The efficiency and optimality of human-robot teams are often dictated by the fidelity and complexity of models for how a robot can interact with its environment, interpret the meaning of instructions, and/or exchange information with human partners. It is common for researchers to engineer and/or learn these models a priori to achieve particular levels of performance for specific tasks in a restricted set of environments and initial conditions.  As we progress towards more intelligent systems that perform a wider range of objectives in a greater variety of domains, the models for how robots make decisions and interact with humans must adapt to achieve, if not exceed, such levels of performance. In this talk, I will discuss progress towards model adaptation for robot intelligence in the context of human-robot teaming, including recent efforts in natural language understanding for human-robot interaction and robot motion planning.

Bio

Thomas M. Howard is an assistant professor in the Department of Electrical and Computer Engineering at the University of Rochester. He also holds secondary appointments in the Department of Biomedical Engineering and Department of Computer Science, is an affiliate of the Goergen Institute of Data Science and directs the University of Rochester’s Robotics and Artificial Intelligence Laboratory. Previously he held appointments as a research scientist and a postdoctoral associate at MIT's Computer Science and Artificial Intelligence Laboratory in the Robust Robotics Group, a research technologist at the Jet Propulsion Laboratory in the Robotic Software Systems Group, and a lecturer in mechanical engineering at Caltech. 

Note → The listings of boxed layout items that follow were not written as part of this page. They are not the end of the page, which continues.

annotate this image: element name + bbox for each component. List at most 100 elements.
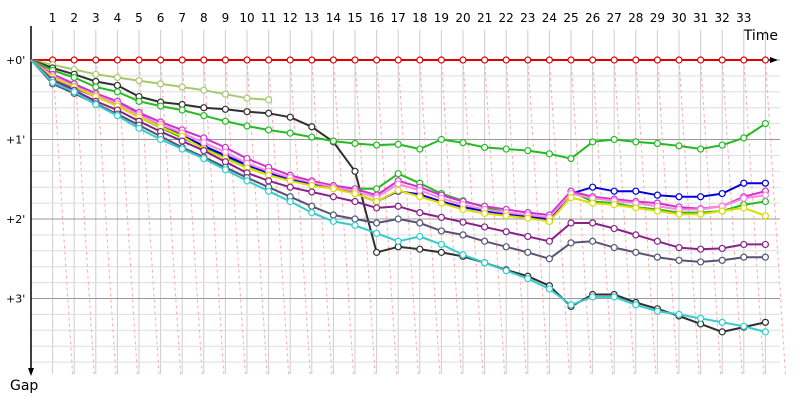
data-point [308,56,316,64]
data-point [761,253,770,261]
lap-guide-line [440,59,462,375]
data-point [351,189,359,198]
data-point [740,134,748,142]
data-point [92,56,100,64]
data-point [373,185,381,193]
data-point [567,239,575,247]
data-point [718,256,726,264]
data-point [761,191,770,199]
lap-guide-line [635,59,657,375]
lap-guide-line [548,59,570,375]
data-point [373,219,381,227]
y-tick-label: +2' [6,213,25,226]
data-point [394,237,402,245]
data-point [373,141,381,149]
data-point [70,73,78,82]
data-point [394,180,402,188]
data-point [243,108,251,116]
data-point [502,267,510,275]
x-tick-label: 31 [693,11,708,25]
data-point [200,139,208,147]
data-point [588,237,597,245]
data-point [761,318,770,326]
x-tick-label: 30 [671,11,686,25]
data-point [502,228,510,236]
data-point [632,301,640,309]
data-point [416,245,424,253]
data-point [308,182,316,190]
lap-guide-line [246,59,268,375]
x-tick-label: 27 [607,11,622,25]
data-point [610,293,618,301]
data-point [394,170,402,178]
data-point [437,227,445,235]
data-point [178,145,186,153]
data-point [740,194,748,202]
data-point [329,193,337,201]
lap-guide-line [764,59,786,375]
data-point [416,219,424,227]
data-point [675,244,683,252]
x-tick-label: 6 [157,11,165,25]
data-point [610,187,618,195]
data-point [761,212,770,220]
data-point [718,56,726,64]
x-tick-label: 33 [736,11,751,25]
x-tick-label: 14 [326,11,341,25]
lap-guide-line [484,59,506,375]
data-point [524,214,532,222]
data-point [92,83,100,91]
data-point [286,129,294,137]
data-point [567,154,575,163]
data-point [545,56,554,64]
x-tick-label: 1 [49,11,57,25]
data-point [545,285,554,293]
data-point [373,197,381,206]
x-tick-label: 32 [715,11,730,25]
x-tick-label: 10 [239,11,254,25]
data-point [588,138,597,146]
x-tick-label: 15 [347,11,362,25]
y-tick-label: +3' [6,293,25,306]
data-point [718,207,726,215]
data-point [329,56,337,64]
data-point [243,122,251,130]
x-tick-label: 20 [455,11,470,25]
data-point [610,201,618,209]
series-group [30,59,770,336]
x-axis-arrow [770,57,778,63]
data-point [696,193,705,201]
data-point [740,179,748,187]
data-point [135,56,143,64]
lap-guide-line [613,59,635,375]
data-point [243,56,251,64]
data-point [178,106,186,114]
y-tick-label: +0' [6,54,25,67]
data-point [394,186,402,194]
data-point [200,147,208,155]
data-point [761,197,770,206]
data-point [416,193,424,201]
data-point [157,135,165,144]
data-point [653,253,662,261]
data-point [373,248,381,256]
data-point [718,189,726,198]
data-point [459,251,467,259]
lap-guide-line [52,59,74,375]
lap-guide-line [700,59,722,375]
data-point [502,145,510,153]
data-point [696,145,705,153]
data-point [113,81,122,90]
x-tick-label: 25 [563,11,578,25]
data-point [610,244,618,252]
data-point [135,124,143,132]
x-tick-label: 18 [412,11,427,25]
data-point [178,83,186,91]
lap-guide-line [743,59,765,375]
data-point [351,221,359,229]
data-point [481,56,489,64]
data-point [200,104,208,112]
data-point [545,237,554,245]
data-point [588,56,597,64]
data-point [740,240,748,249]
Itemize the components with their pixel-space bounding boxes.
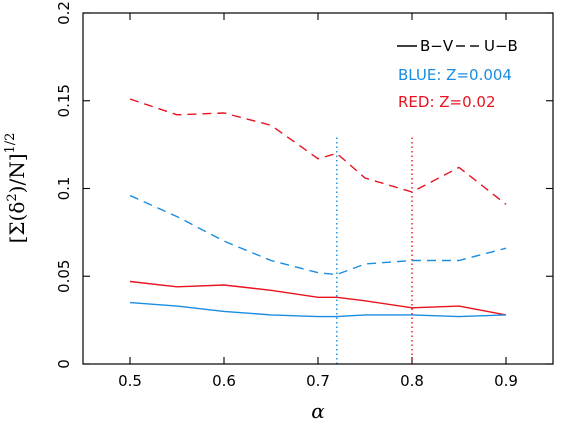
series-line-blue-bv — [129, 301, 507, 318]
y-tick-label: 0.05 — [55, 260, 73, 293]
series-line-red-uvb — [129, 98, 507, 205]
y-tick-label: 0 — [55, 359, 73, 369]
y-tick-label: 0.15 — [55, 84, 73, 117]
y-label-exponent: 1/2 — [3, 133, 18, 154]
y-label-rest: )/N] — [5, 154, 29, 194]
y-label-open: [ — [5, 236, 29, 244]
legend-bv-label: B−V — [420, 37, 454, 55]
x-tick-label: 0.5 — [118, 372, 142, 390]
x-tick-labels: 0.5 0.6 0.7 0.8 0.9 — [118, 372, 518, 390]
y-axis-label: [Σ(δ2)/N]1/2 — [3, 133, 29, 244]
x-axis-label: α — [311, 399, 325, 423]
x-tick-label: 0.6 — [212, 372, 236, 390]
y-label-sq: 2 — [5, 193, 20, 201]
legend-ub-label: U−B — [484, 37, 518, 55]
series-line-blue-uvb — [129, 194, 507, 276]
x-tick-label: 0.8 — [400, 372, 424, 390]
reference-lines — [336, 135, 413, 364]
x-tick-label: 0.9 — [494, 372, 518, 390]
x-tick-label: 0.7 — [306, 372, 330, 390]
y-tick-label: 0.1 — [55, 177, 73, 201]
plot-lines — [129, 98, 507, 318]
y-label-sigma: Σ(δ — [5, 202, 29, 236]
plot-frame — [82, 12, 554, 365]
y-tick-label: 0.2 — [55, 1, 73, 25]
y-tick-labels: 0 0.05 0.1 0.15 0.2 — [55, 1, 73, 369]
legend-blue-label: BLUE: Z=0.004 — [398, 66, 512, 84]
series-line-red-bv — [129, 280, 507, 316]
legend-red-label: RED: Z=0.02 — [398, 93, 496, 111]
legend: B−V U−B BLUE: Z=0.004 RED: Z=0.02 — [397, 37, 518, 111]
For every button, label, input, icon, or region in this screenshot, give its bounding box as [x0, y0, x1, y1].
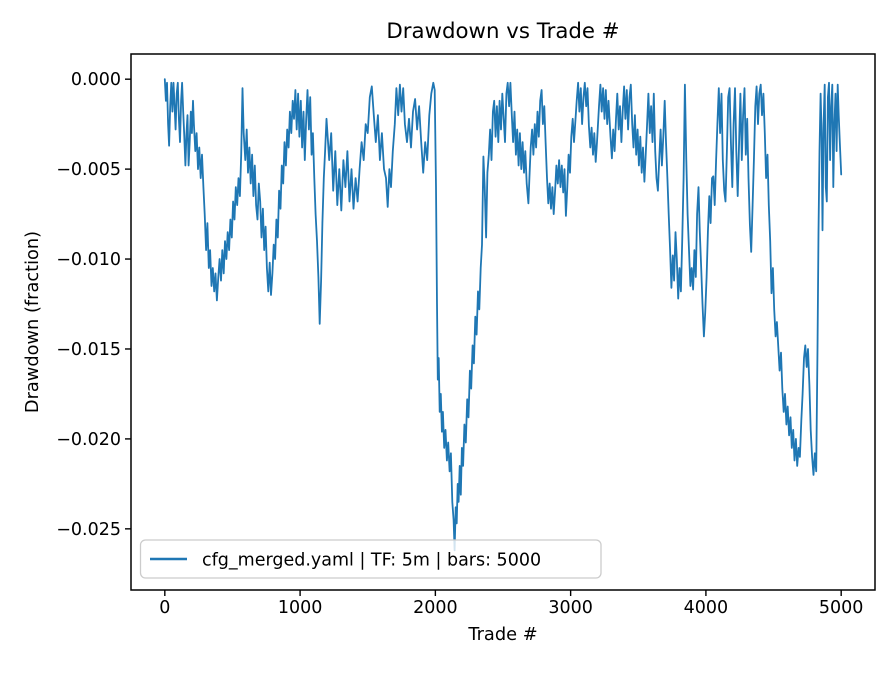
legend: cfg_merged.yaml | TF: 5m | bars: 5000 [139, 539, 602, 579]
y-tick-label: −0.025 [56, 520, 121, 540]
y-tick-label: −0.010 [56, 250, 121, 270]
chart-title: Drawdown vs Trade # [386, 19, 619, 44]
x-tick-label: 4000 [684, 598, 729, 618]
y-axis-label: Drawdown (fraction) [22, 231, 43, 413]
y-tick-label: 0.000 [71, 70, 121, 90]
legend-box [139, 539, 602, 579]
x-tick-label: 3000 [548, 598, 593, 618]
x-tick-label: 2000 [413, 598, 458, 618]
plot-area [163, 78, 843, 552]
legend-label: cfg_merged.yaml | TF: 5m | bars: 5000 [202, 551, 541, 571]
axes: 0 1000 2000 3000 4000 5000 0.000 −0.005 −0.010 −0… [56, 53, 876, 618]
drawdown-line [163, 78, 843, 552]
y-tick-label: −0.015 [56, 340, 121, 360]
x-axis-label: Trade # [467, 624, 537, 645]
axes-spines [130, 53, 876, 591]
x-tick-label: 1000 [278, 598, 323, 618]
x-tick-label: 5000 [819, 598, 864, 618]
x-tick-label: 0 [159, 598, 170, 618]
y-tick-label: −0.005 [56, 160, 121, 180]
y-tick-label: −0.020 [56, 430, 121, 450]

Howard earned a Ph.D. in robotics from the Robotics Institute at Carnegie Mellon University in 2009 in addition to B.S. degrees in electrical and computer engineering and mechanical engineering from the University of Rochester in 2004. His research interests span artificial intelligence, robotics, and human-robot interaction with a particular research focus on improving the optimality, efficiency, and fidelity of models for decision making in complex and unstructured environments with applications to robot motion planning, natural language understanding, and human-robot teaming. Howard was a member of the flight software team for the Mars Science Laboratory, the motion planning lead for the JPL/Caltech DARPA Autonomous Robotic Manipulation team, and a member of Tartan Racing, winner of the 2007 DARPA Urban Challenge. He has earned Best Paper Awards at RSS (2016) and IEEE SMC (2017), two NASA Group Achievement Awards (2012, 2014), was a finalist for the ICRA Best Manipulation Paper Award (2012) and was recently selected for the NASA Early Career Faculty Award (2019).  Howard’s research at the University of Rochester has been supported by National Science Foundation, Army Research Office, Army Research Laboratory, Department of Defense Congressionally Directed Medical Research Program, National Aeronautics and Space Administration, and the New York State Center of Excellence in Data Science.